Un fenomeno di grazia nato per il tennis (Paolo Bertolucci, La Gazzetta dello Sport)

Basta il nome Roger in ogni angolo della terra per capire di chi stiamo parlando. Aggiungere il cognome è quasi un diminutivo per il tennista più amato al mondo. Nel corso degli anni è passato da eroe a mito ed è entrato nella leggenda. In qualche modo posso dire di averlo tenuto a battesimo: nel 1999, in Coppa Davis a Neuchâtel, me lo ritrovai di fronte da capitano dell’Italia: batté Sanguinetti e diede un colpo alle nostre ambizioni. Lui è di tutti, ha allargato i confini del tennis, ha abolito le frontiere ed è stato adottato in qualsiasi località del pianeta. E’ vero che ha conquistato 20 prove dello Slam, che ha alzato 100 trofei, ma possiede 1000 passaporti che lo hanno eletto cittadino del mondo e campione universale.
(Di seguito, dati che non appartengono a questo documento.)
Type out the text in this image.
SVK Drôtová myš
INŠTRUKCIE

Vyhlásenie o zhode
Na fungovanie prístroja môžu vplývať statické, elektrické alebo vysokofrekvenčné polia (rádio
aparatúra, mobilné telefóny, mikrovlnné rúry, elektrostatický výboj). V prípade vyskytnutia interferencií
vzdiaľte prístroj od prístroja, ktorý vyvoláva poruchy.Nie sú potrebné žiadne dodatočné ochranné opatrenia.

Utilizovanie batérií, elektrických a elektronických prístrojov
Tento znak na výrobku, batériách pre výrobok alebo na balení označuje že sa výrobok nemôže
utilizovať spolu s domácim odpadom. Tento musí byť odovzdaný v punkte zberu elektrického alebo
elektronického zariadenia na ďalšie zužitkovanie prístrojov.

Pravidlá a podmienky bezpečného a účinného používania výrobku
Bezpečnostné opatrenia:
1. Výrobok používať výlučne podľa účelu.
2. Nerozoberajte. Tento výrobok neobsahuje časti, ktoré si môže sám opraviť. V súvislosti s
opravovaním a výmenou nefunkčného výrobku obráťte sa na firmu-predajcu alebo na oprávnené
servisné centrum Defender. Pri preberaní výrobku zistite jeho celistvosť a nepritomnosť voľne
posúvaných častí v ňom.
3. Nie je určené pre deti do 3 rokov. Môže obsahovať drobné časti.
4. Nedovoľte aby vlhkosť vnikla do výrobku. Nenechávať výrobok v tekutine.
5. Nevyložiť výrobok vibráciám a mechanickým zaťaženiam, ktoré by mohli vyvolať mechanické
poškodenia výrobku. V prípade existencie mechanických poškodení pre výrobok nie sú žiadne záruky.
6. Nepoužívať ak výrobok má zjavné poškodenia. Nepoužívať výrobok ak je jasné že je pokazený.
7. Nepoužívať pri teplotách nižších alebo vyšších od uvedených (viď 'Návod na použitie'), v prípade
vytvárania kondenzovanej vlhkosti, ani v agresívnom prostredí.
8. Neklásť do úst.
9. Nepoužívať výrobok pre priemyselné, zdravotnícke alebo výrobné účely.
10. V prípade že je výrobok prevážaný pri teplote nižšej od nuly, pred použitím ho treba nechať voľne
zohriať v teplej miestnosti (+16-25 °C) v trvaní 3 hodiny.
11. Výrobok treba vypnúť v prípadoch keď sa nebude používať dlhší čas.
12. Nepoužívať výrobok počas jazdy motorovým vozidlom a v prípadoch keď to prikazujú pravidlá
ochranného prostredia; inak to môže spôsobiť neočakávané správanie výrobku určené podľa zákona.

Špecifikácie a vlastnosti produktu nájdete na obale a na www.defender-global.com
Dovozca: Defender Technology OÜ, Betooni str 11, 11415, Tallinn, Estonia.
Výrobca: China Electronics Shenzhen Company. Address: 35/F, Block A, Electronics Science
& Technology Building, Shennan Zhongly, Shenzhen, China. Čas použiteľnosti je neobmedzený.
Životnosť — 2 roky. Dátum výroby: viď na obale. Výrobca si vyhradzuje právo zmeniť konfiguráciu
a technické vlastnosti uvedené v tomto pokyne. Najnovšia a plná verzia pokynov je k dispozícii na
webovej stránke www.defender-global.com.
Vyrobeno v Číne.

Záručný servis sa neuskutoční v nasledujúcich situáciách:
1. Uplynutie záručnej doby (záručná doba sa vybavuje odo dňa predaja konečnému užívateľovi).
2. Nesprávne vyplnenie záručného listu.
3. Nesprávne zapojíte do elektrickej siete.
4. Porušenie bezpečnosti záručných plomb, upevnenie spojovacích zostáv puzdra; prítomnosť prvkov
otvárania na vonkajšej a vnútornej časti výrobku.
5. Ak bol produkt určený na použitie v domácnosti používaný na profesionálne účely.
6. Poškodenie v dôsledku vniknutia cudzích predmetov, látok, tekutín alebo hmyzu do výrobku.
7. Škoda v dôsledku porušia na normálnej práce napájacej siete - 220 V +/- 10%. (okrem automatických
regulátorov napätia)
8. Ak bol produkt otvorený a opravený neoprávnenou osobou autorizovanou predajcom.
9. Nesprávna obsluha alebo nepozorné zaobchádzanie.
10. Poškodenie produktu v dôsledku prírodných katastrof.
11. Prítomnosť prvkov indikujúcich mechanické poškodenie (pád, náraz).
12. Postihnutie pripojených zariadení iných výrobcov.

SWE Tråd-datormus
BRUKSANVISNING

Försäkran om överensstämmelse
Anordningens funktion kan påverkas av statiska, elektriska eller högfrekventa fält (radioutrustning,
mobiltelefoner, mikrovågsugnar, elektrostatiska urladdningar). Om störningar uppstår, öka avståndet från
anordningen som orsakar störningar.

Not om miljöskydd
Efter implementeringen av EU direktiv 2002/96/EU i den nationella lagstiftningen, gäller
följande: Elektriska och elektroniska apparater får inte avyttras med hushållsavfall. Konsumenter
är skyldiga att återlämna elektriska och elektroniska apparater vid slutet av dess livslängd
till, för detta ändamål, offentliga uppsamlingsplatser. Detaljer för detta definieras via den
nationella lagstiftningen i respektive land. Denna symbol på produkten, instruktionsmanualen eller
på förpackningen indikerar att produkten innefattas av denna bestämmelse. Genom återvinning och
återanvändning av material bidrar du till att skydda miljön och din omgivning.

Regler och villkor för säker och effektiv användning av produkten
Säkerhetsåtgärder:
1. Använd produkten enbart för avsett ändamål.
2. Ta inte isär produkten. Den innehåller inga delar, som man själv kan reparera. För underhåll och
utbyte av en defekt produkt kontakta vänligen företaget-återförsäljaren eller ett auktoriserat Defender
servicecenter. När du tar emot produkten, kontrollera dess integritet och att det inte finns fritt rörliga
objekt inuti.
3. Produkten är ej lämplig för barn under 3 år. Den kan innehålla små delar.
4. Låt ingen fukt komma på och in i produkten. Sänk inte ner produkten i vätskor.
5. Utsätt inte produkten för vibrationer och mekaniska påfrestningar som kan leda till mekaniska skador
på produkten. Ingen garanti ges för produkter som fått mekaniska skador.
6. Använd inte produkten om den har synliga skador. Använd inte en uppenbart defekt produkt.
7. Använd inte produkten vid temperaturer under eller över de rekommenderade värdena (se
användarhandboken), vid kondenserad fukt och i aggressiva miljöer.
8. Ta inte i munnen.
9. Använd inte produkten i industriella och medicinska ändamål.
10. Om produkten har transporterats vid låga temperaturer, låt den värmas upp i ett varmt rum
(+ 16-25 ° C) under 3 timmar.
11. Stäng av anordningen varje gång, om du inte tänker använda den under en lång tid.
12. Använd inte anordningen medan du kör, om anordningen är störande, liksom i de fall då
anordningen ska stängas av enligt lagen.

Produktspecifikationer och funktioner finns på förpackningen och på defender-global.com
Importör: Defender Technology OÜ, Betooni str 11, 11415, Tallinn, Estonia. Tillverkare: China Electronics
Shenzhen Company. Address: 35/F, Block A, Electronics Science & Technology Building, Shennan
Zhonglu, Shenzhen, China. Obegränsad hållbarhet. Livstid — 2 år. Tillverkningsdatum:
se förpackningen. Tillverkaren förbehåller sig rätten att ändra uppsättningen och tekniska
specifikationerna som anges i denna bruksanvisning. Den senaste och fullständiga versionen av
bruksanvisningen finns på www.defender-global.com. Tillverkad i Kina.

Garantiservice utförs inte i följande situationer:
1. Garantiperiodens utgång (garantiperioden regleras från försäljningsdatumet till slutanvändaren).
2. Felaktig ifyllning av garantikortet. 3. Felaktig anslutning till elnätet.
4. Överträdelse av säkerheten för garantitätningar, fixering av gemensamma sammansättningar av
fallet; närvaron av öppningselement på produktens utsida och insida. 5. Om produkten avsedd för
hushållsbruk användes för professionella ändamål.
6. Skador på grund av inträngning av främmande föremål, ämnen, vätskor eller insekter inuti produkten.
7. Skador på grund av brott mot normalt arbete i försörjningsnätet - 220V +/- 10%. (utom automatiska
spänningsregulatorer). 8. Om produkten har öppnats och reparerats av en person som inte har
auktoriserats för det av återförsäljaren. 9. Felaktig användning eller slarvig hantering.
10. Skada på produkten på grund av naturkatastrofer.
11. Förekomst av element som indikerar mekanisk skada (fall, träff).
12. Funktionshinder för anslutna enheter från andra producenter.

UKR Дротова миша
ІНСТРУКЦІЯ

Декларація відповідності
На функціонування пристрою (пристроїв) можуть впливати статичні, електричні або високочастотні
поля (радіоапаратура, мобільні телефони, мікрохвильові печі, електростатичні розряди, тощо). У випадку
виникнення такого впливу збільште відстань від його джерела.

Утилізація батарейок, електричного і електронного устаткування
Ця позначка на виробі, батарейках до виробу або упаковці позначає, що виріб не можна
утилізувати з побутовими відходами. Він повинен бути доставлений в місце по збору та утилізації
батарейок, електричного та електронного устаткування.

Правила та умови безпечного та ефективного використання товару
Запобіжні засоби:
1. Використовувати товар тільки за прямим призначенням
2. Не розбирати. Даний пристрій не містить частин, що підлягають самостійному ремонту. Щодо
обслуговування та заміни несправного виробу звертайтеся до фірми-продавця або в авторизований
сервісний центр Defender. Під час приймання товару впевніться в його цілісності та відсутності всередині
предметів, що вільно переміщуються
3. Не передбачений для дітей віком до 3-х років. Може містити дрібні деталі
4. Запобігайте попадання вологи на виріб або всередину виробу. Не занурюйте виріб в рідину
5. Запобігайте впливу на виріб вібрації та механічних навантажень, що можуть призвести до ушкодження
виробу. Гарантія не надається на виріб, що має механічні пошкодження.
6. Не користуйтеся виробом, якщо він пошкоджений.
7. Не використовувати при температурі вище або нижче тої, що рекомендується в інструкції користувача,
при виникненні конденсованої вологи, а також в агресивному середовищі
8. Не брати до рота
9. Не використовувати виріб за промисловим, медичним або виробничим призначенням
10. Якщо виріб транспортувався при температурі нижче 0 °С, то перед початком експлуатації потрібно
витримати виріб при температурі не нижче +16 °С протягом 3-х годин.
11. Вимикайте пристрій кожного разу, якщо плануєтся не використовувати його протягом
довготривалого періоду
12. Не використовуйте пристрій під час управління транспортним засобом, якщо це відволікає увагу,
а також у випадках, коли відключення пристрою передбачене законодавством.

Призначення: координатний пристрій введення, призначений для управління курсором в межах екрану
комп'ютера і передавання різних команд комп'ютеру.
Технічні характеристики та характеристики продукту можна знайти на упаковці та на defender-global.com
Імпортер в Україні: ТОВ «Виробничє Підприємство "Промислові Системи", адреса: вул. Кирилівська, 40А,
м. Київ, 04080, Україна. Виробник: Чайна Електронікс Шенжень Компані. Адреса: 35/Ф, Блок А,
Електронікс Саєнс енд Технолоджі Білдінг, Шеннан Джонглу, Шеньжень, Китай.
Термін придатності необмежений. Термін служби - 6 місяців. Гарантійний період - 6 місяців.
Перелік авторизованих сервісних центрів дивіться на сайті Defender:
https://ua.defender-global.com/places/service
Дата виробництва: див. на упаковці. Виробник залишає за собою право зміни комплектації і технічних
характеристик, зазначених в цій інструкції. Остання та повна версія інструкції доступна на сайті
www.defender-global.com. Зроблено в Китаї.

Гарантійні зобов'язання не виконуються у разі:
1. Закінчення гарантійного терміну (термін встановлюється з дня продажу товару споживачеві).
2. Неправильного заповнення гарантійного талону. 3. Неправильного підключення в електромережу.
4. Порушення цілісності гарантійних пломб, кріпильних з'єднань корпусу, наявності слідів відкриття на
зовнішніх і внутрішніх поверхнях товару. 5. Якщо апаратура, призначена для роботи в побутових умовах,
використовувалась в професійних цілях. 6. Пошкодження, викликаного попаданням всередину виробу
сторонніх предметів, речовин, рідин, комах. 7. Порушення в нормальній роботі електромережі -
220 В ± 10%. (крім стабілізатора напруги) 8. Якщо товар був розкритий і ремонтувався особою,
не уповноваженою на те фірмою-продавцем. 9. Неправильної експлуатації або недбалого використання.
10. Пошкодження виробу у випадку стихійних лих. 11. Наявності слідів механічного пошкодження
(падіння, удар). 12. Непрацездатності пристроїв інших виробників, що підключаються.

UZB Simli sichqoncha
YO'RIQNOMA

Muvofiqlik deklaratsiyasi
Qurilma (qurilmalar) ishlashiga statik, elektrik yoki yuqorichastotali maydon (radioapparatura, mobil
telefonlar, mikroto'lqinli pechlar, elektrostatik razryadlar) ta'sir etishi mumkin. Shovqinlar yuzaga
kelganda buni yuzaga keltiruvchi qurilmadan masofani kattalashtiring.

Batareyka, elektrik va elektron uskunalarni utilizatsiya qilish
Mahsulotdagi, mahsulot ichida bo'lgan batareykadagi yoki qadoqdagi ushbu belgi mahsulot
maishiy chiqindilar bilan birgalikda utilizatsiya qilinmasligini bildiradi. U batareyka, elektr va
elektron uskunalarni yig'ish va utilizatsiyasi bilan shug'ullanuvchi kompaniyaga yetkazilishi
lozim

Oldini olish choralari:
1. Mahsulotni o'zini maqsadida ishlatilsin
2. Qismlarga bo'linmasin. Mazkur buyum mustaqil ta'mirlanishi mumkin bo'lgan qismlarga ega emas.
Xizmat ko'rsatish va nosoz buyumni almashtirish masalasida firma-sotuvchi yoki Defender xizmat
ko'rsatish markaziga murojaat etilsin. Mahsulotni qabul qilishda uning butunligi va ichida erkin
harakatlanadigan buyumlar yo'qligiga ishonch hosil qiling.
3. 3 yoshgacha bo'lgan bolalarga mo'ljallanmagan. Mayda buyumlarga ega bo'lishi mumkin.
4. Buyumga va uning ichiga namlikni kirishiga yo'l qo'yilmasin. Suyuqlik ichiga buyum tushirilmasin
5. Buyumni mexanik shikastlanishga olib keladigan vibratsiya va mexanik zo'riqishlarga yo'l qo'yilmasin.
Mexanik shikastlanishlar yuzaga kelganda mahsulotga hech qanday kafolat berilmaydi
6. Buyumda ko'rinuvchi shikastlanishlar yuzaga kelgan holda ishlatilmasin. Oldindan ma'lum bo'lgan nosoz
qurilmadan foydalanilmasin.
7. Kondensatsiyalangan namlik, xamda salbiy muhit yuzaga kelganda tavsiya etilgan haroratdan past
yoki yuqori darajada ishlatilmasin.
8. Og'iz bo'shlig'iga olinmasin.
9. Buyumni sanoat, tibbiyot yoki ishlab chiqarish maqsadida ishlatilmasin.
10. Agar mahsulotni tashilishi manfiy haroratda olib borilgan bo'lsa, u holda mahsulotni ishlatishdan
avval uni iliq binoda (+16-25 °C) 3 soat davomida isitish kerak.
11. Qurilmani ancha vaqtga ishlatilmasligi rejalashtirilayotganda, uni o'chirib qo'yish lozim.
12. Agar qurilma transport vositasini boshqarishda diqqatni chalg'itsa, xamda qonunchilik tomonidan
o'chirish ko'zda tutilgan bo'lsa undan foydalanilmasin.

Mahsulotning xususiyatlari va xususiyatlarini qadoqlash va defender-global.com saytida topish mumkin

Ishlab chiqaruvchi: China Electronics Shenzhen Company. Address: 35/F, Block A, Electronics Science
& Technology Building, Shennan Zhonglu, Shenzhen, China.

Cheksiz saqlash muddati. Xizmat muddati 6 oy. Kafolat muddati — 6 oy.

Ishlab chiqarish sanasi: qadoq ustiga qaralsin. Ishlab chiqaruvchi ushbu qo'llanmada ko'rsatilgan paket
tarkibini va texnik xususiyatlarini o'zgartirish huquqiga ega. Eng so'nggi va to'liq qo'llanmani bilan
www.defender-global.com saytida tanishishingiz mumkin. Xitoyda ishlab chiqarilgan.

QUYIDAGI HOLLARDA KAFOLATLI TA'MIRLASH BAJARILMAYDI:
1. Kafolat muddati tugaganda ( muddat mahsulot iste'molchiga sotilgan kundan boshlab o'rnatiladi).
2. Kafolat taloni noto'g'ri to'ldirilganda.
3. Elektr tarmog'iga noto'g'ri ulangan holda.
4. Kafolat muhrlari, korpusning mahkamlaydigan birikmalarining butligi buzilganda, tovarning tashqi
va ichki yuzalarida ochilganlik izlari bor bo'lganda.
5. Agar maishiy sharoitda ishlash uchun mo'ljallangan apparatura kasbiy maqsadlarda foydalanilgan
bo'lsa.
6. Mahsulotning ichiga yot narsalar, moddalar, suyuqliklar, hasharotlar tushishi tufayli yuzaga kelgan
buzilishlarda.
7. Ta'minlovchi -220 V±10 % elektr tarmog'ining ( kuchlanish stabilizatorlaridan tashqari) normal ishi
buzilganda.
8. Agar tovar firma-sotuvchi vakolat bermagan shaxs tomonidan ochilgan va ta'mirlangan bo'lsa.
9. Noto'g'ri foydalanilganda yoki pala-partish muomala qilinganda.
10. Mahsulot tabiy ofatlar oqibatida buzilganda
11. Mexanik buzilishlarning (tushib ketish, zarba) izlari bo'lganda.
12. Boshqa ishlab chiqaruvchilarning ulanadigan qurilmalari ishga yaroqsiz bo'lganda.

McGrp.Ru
Roger è passato attraverso diverse generazioni di giocatori, ha incrociato la racchetta con Sampras, Agassi, Hewitt, Nalbandian, Roddick, Murray, Nadal e Djokovic. Ha pianto di gioia per una vittoria, ma abbiamo visto, sul suo volto anche le lacrime amare dopo la sconfitta. Al suo fianco ha sempre avuto l’ex tennista Vavrinec, per tutti Mirka. Una donna forte che ha preso per mano durante l’Olimpiade di Sydney colui che era solo una geniale promessa, e passo dopo passo lo ha scortato in cima al mondo. Non ha bisogno di scovare le imperfezioni degli avversari, Roger con il suo tennis è in grado di estremizzare le loro insicurezze. A volte sembra prevalere senza volerlo, come se la superiorità tecnica fosse ineluttabile. Facile parlare di talento nel suo caso: sembra nato per giocare a tennis, per la grazia che esprime nella ricerca della palla e per il perfetto timing nel colpirla. Fenomenale nel non permettere all’usura, ai successi, ai lauti guadagni di segnarlo e spingerlo verso una dorata pensione. Per nostra fortuna è ancora in pista, sempre intento a deliziarci con il suo gioco planetario, con la manovra a tutto campo impreziosita dal tocco vintage e dalla potenza cristallina. A questo punto dobbiamo solo stabilire se il tennis è questo, e allora noi giochiamo un’altra cosa, o se il tennis è quello che giochiamo noi. E allora Roger…a cosa sta giocando?